# :icon-globe: Global Search Visualizer

![Python](https://img.shields.io/badge/Python-3776AB?style=for-the-badge&logo=python&logoColor=white&labelColor=000000&color=000000) ![Playwright](https://img.shields.io/badge/Playwright-2EAD33?style=for-the-badge&logo=playwright&logoColor=white&labelColor=000000&color=000000) ![React](https://img.shields.io/badge/React-20232a?style=for-the-badge&logo=react&logoColor=61DAFB&labelColor=000000&color=000000) ![License](https://img.shields.io/github/license/0xarchit/global-search-visualizer?style=for-the-badge&logo=github&logoColor=white&labelColor=000000&color=000000)  
![Stars](https://img.shields.io/github/stars/0xarchit/global-search-visualizer?style=for-the-badge&logo=github&logoColor=white&labelColor=000000&color=000000) ![Repo Size](https://img.shields.io/github/repo-size/0xarchit/global-search-visualizer?style=for-the-badge&logo=github&logoColor=white&labelColor=000000&color=000000) ![Forks](https://img.shields.io/github/forks/0xarchit/global-search-visualizer?style=for-the-badge&logo=github&logoColor=white&labelColor=000000&color=000000) [![Website](https://img.shields.io/website?url=https://global-view.0xarchit.is-a.dev&style=for-the-badge&logo=html5&logoColor=white&labelColor=000000&color=000000)](https://global-view.0xarchit.is-a.dev){target="_blank"}

:icon-mark-github: **GitHub:** [0xarchit/global-search-visualizer](https://github.com/0xarchit/global-search-visualizer){target="_blank"}  
:icon-globe: **Live Project:** [global-view.0xarchit.is-a.dev](https://global-view.0xarchit.is-a.dev){target="_blank"}  
:icon-beaker: **Explore Backend API:** [global-search-api.0xarchit.is-a.dev/docs](https://global-search-api.0xarchit.is-a.dev/docs){target="_blank"}

> [!TIP]
> :icon-rocket: Quick start: Clone the repo, install dependencies, run `python start.py` to launch both backend and frontend servers.
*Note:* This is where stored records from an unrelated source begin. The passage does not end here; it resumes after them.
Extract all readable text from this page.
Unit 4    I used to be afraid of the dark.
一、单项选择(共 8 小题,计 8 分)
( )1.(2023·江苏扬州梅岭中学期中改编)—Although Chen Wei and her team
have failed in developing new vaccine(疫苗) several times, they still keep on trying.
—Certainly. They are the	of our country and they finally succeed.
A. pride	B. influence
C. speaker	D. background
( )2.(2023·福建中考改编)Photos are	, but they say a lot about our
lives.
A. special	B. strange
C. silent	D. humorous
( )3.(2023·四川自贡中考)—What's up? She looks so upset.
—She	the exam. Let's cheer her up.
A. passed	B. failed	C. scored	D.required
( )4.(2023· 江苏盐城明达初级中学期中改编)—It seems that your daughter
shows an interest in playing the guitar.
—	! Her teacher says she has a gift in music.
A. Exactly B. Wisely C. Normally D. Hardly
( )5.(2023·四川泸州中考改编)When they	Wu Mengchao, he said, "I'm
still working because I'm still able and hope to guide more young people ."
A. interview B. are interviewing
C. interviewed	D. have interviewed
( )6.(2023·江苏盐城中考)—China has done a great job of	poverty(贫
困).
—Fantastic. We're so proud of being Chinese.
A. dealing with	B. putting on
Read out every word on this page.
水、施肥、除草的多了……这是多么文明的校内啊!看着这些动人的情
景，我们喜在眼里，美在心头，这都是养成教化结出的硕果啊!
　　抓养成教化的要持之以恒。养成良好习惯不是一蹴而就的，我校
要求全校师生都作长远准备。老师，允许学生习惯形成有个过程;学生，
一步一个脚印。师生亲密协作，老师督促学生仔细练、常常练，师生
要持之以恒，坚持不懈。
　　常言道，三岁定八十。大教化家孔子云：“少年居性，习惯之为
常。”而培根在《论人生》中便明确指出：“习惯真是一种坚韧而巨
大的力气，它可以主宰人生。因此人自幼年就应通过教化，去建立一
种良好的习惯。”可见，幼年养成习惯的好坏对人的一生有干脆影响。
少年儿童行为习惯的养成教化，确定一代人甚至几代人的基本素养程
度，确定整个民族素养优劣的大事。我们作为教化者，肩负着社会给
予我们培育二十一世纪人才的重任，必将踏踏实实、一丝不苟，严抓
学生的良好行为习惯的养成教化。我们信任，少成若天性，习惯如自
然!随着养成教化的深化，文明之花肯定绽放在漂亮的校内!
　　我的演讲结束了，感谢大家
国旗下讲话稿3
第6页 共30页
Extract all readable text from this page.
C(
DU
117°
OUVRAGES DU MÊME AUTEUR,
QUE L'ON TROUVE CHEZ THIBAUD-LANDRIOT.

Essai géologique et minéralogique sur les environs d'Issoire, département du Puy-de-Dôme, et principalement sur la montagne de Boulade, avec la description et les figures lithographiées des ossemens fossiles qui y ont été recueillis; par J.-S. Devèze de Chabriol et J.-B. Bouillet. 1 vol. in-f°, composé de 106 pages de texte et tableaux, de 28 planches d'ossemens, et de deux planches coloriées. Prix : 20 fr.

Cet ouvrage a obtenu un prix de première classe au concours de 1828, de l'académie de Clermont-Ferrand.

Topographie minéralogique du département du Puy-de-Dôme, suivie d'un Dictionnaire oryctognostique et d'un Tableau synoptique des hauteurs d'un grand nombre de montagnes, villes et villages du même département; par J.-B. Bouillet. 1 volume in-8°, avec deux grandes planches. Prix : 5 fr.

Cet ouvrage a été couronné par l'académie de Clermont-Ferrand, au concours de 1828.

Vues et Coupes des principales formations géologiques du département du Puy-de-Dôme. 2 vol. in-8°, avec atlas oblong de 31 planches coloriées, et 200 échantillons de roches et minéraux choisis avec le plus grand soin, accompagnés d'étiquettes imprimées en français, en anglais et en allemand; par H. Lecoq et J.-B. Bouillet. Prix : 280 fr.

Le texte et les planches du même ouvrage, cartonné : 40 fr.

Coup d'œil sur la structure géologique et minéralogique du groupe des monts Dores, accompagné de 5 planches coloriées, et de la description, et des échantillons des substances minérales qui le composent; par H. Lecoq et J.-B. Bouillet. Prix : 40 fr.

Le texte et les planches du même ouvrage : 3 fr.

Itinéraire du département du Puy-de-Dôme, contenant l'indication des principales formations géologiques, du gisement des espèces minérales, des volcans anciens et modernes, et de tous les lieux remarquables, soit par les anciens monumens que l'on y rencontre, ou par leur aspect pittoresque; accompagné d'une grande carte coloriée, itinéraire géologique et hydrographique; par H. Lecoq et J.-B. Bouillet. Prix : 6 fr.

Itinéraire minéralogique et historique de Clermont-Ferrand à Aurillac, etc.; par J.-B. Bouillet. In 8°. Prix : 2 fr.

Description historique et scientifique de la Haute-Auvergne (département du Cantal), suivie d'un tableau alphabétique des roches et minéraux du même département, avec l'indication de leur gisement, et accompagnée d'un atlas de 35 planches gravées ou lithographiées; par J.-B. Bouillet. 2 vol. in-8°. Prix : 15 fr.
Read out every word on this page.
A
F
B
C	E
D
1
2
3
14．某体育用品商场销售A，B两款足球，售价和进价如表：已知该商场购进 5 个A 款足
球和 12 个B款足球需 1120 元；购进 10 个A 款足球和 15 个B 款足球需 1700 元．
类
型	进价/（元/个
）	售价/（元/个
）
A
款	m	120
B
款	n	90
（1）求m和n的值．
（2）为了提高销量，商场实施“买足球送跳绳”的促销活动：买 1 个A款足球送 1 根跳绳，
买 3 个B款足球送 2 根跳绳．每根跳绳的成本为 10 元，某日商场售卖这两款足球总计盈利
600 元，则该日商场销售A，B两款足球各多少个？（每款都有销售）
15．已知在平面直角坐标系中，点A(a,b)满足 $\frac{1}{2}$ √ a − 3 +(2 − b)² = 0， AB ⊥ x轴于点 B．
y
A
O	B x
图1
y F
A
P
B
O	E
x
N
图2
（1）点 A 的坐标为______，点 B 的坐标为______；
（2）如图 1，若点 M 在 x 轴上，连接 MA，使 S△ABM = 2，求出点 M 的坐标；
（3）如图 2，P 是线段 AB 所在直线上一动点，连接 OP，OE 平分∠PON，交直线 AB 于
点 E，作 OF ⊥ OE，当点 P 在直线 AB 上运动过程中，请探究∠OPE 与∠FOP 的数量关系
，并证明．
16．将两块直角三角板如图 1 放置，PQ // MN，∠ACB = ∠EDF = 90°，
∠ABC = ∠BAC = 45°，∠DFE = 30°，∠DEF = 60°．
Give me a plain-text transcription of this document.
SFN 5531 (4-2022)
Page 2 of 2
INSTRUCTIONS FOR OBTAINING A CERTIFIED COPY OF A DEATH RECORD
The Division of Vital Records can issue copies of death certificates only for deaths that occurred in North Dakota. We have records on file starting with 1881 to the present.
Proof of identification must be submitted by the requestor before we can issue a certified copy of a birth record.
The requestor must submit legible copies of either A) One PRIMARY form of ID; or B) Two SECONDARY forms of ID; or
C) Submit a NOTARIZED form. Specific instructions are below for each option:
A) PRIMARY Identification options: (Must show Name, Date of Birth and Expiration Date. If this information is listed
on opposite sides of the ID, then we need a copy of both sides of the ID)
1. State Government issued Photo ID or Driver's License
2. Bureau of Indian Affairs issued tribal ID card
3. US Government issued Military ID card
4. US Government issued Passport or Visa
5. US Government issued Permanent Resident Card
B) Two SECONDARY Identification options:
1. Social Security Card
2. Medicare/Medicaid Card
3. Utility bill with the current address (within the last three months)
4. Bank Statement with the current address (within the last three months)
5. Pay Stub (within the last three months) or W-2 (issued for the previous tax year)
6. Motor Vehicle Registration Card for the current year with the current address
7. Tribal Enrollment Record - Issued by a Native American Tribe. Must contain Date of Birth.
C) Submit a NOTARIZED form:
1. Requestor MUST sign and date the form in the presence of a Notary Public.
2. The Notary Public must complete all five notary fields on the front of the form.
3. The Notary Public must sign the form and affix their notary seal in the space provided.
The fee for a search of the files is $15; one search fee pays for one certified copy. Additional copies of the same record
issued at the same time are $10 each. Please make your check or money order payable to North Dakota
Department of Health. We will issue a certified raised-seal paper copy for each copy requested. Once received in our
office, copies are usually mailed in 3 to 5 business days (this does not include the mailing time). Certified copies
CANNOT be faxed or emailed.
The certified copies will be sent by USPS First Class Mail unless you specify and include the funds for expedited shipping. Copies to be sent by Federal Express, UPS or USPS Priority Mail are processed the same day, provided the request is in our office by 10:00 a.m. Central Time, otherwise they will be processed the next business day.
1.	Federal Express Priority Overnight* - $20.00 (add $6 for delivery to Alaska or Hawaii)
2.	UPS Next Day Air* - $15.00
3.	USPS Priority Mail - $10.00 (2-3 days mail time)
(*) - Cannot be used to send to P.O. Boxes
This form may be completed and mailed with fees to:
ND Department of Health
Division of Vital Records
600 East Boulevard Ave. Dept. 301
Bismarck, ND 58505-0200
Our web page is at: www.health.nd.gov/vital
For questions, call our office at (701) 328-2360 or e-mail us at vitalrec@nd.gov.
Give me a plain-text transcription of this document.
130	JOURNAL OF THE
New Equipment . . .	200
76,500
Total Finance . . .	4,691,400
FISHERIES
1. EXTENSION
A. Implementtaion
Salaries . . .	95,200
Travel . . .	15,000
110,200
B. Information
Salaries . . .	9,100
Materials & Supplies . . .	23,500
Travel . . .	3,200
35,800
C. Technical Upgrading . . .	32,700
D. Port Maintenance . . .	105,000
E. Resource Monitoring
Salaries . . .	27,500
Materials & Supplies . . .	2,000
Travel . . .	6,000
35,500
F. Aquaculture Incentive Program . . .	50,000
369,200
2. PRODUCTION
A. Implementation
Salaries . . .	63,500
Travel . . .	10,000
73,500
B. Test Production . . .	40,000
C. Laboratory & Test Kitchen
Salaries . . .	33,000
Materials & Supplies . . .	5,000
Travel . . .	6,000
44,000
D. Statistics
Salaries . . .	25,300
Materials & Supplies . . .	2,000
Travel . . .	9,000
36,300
## :icon-star: Features {#features}

### :icon-search: Search & Automation {#search--automation}

- :icon-search: **Multi-Region Search**: Test search results from different geographical locations using HTTP/SOCKS4/SOCKS5 proxies
- :icon-browser: **Multiple Search Engines**: Support for Google, Bing, DuckDuckGo, and Yahoo
- :icon-key: **Google Programmable Search API**: Optional API integration to bypass CAPTCHA challenges for Google search

> [!NOTE]
> :icon-alert: Using Google Programmable Search (CSE) can reduce CAPTCHAs and improve reliability for large-scale searches. Keep keys secure and monitor quota usage.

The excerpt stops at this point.